Sutherland, probably the biggest draw because of his years on the TV series “24,” gets points for playing against his alpha-male image and turning in a convincing performance as a week-kneed and two-faced 
high school principal.  

Noth plays the team member who has turned out to be the most successful, albeit at sleazy business deals and tacky love affairs, and after years as Mr. Big on "Sex and the City" and now the philandering husband on "The Good Wife," he knows how to play charming rogues.  And stage vet Cox is OK as the coach (click here to read an interview with him).

That leaves Patric, and he is by far the weakest link.  He was supposed to be the MVP. For he is the playwright’s son and plays the character Miller clearly designed to be his own stand-in (click here to listen to a terrific NPR interview in which Patric talk about his dad).   

Patric’s character is the only one of the group who has moved out of town and so has a bit of an outsider’s perspective.  But Patric’s performance is so disconnected from the other actors that his guy seems at times as though he were still in an entirely different state.
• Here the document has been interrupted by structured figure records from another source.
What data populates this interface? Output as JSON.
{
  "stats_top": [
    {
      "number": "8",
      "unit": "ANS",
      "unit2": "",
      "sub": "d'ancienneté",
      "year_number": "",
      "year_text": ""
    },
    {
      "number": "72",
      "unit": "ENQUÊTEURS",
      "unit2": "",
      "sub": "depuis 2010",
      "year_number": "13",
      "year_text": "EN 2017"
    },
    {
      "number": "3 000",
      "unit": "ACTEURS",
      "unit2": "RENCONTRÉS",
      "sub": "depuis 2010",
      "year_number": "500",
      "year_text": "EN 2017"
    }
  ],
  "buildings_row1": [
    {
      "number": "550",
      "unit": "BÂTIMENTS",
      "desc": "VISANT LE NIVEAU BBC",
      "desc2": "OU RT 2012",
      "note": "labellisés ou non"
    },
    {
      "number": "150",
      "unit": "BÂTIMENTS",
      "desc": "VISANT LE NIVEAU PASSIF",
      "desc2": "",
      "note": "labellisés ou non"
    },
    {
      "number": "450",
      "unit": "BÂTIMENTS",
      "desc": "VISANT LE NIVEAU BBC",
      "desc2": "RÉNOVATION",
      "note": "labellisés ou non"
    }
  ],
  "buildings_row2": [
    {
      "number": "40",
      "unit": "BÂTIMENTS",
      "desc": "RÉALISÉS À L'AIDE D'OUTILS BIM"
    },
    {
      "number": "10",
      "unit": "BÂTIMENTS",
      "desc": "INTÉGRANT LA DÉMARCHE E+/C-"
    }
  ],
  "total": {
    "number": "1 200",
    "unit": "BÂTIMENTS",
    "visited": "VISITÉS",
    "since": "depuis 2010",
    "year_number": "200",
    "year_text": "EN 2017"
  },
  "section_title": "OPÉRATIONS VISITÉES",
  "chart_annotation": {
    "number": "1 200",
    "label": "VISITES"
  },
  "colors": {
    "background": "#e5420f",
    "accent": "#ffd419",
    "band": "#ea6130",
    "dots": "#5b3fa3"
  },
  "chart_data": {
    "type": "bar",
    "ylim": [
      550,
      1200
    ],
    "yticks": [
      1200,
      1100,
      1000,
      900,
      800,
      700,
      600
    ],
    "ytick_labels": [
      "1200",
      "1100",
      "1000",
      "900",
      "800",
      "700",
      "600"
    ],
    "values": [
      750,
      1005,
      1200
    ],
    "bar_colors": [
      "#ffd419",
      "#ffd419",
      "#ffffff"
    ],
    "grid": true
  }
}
Director Gregory Mosher struggles to turn his five actors into a cohesive team but the tone staggers all over the place. What’s prompted the “outdated” talk are the many racist and sexist things the men say. The overt bigotry no doubt shocked audiences back then.  The feminist friend who agreed to see the show with me after K backed out said later, over a post-show dinner at nearby Ça Va, that she would have walked out if she’d seen it back then. 

But the brutish behavior that the team members display is no longer fresh nor revelatory and so the audience isn’t quite sure what to make of it. I heard gasps, laughs, grunts of disgusts and some yawns too. That makes the job harder for the directors and actors who have to dig even deeper into the hollowness of these men.  But this production just skates across the surface. 

Star gazers will no doubt enjoy seeing Patric, Sutherland and Noth onstage but for us theater lovers, there’s less to cheer about.